Let's examine the /etc/rc2.d directory:
$ ls /etc/rc2.d
K20gpm S11pcmcia S20logoutd S20ssh S89cron
S10ipchains S12kerneld S20lpd S20xfs S91apache
S10sysklogd S14ppp S20makedev S22ntpdate S99gdm
S11klogd S20inetd S20mysql S89atd S99rmnologin
If the name of the symbolic link starts with a “K”, the script is called
with “stop” as a parameter to stop the process. This is the case for
K20gpm, so the command becomes K20gpm
stop. Let's find out what program or script is called:
$ ls -l /etc/rc2.d/K20gpm
lrwxrwxrwx 1 root root 13 Mar 23 2001 /etc/rc2.d/K20gpm -> ../init.d/gpm
So, K20gpm stop results in /etc/init.d/gpm stop. Let's see what happens with the “stop” parameter by examining part of the script:
#!/bin/sh
#
# Start Mouse event server
...
case "$1" in
start)
gpm_start
;;
stop)
gpm_stop
;;
force-reload|restart)
gpm_stop
sleep 3
gpm_start
;;
*)
echo "Usage: /etc/init.d/gpm {start|stop|restart|force-reload}"
exit 1
esac
In the case..esac the first parameter, $1, is examined and in case its value is “stop”, gpm_stop is executed.
On the other hand, if the name of the symbolic link starts with an “S”, the script is called with “start” as a parameter to start the process.
The scripts are executed in a lexical sort order of the filenames.
Let's say we've got a daemon SomeDaemon, an
accompanying script /etc/init.d/SDscript and we
want SomeDaemon to be running when the system is
in runlevel 2 but not when the system is in runlevel 3.
As you've read earlier, this means that we need a symbolic link, starting with an “S”, for runlevel 2 and a symbolic link, starting with a “K”, for runlevel 3. We've also determined that the daemon SomeDaemon is to be started after S19someotherdaemon which implicates S20 and K80 since starting/stopping is symmetrical, i.e. that what is started first is stopped last.

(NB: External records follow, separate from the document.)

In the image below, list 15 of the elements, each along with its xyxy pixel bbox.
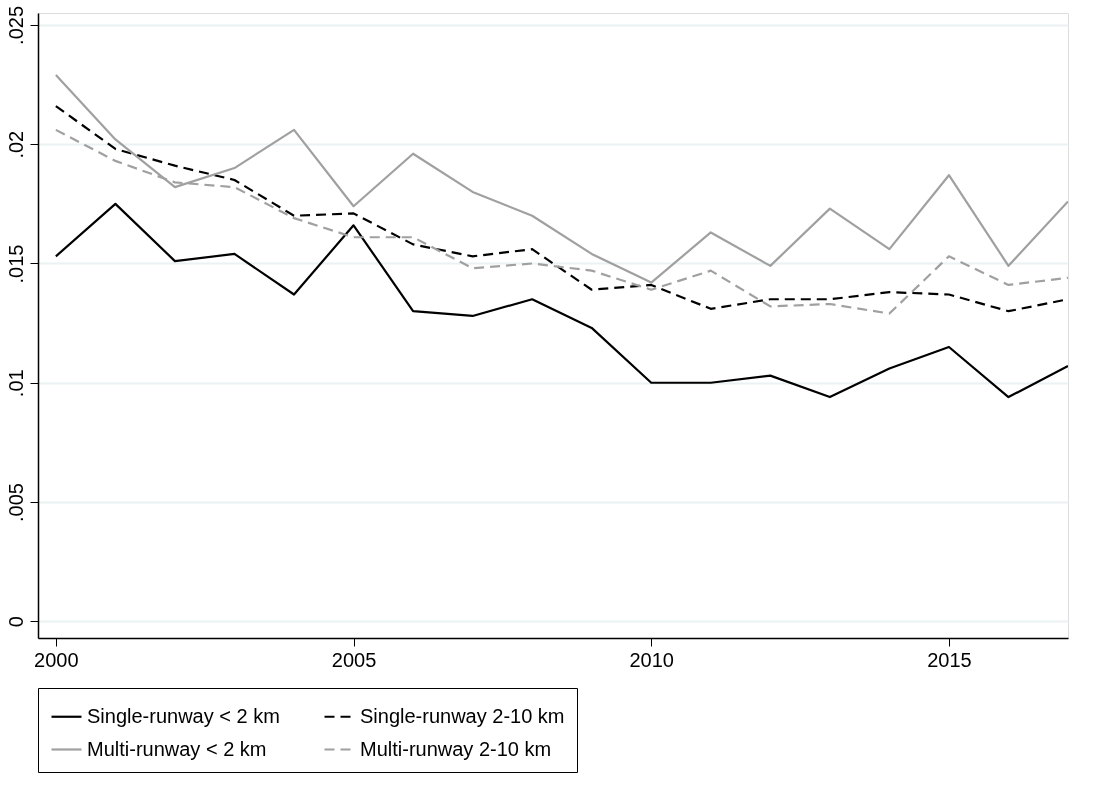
y-tick-label: .005 bbox=[4, 483, 27, 522]
legend-label: Single-runway 2-10 km bbox=[360, 704, 565, 727]
legend-label: Multi-runway 2-10 km bbox=[360, 737, 552, 760]
y-tick-label: .015 bbox=[4, 244, 27, 284]
legend-label: Multi-runway < 2 km bbox=[87, 737, 267, 760]
x-tick-label: 2000 bbox=[34, 648, 79, 671]
x-tick-label: 2015 bbox=[927, 648, 972, 671]
line-series bbox=[54, 202, 1068, 399]
y-tick-label: .025 bbox=[4, 5, 27, 45]
y-tick-label: 0 bbox=[4, 616, 27, 628]
legend-label: Single-runway < 2 km bbox=[87, 704, 280, 727]
x-tick-label: 2005 bbox=[331, 648, 377, 671]
y-tick-label: .02 bbox=[4, 130, 27, 159]
x-tick-label: 2010 bbox=[629, 648, 674, 671]
y-tick-label: .01 bbox=[4, 369, 27, 398]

This is accomplished with the following set of commands:
# cd /etc/rc2.d
# ln -s ../init.d/SDscript S20SomeDaemon
# cd /etc/rc3.d
# ln -s ../init.d/SDscript K80SomeDaemon
Should you wish to manually start, restart or stop a process, it is
good practice to use the appropriate script in /etc/init.d/
, e.g. /etc/init.d/gpm restart to
initiate the restart of the process.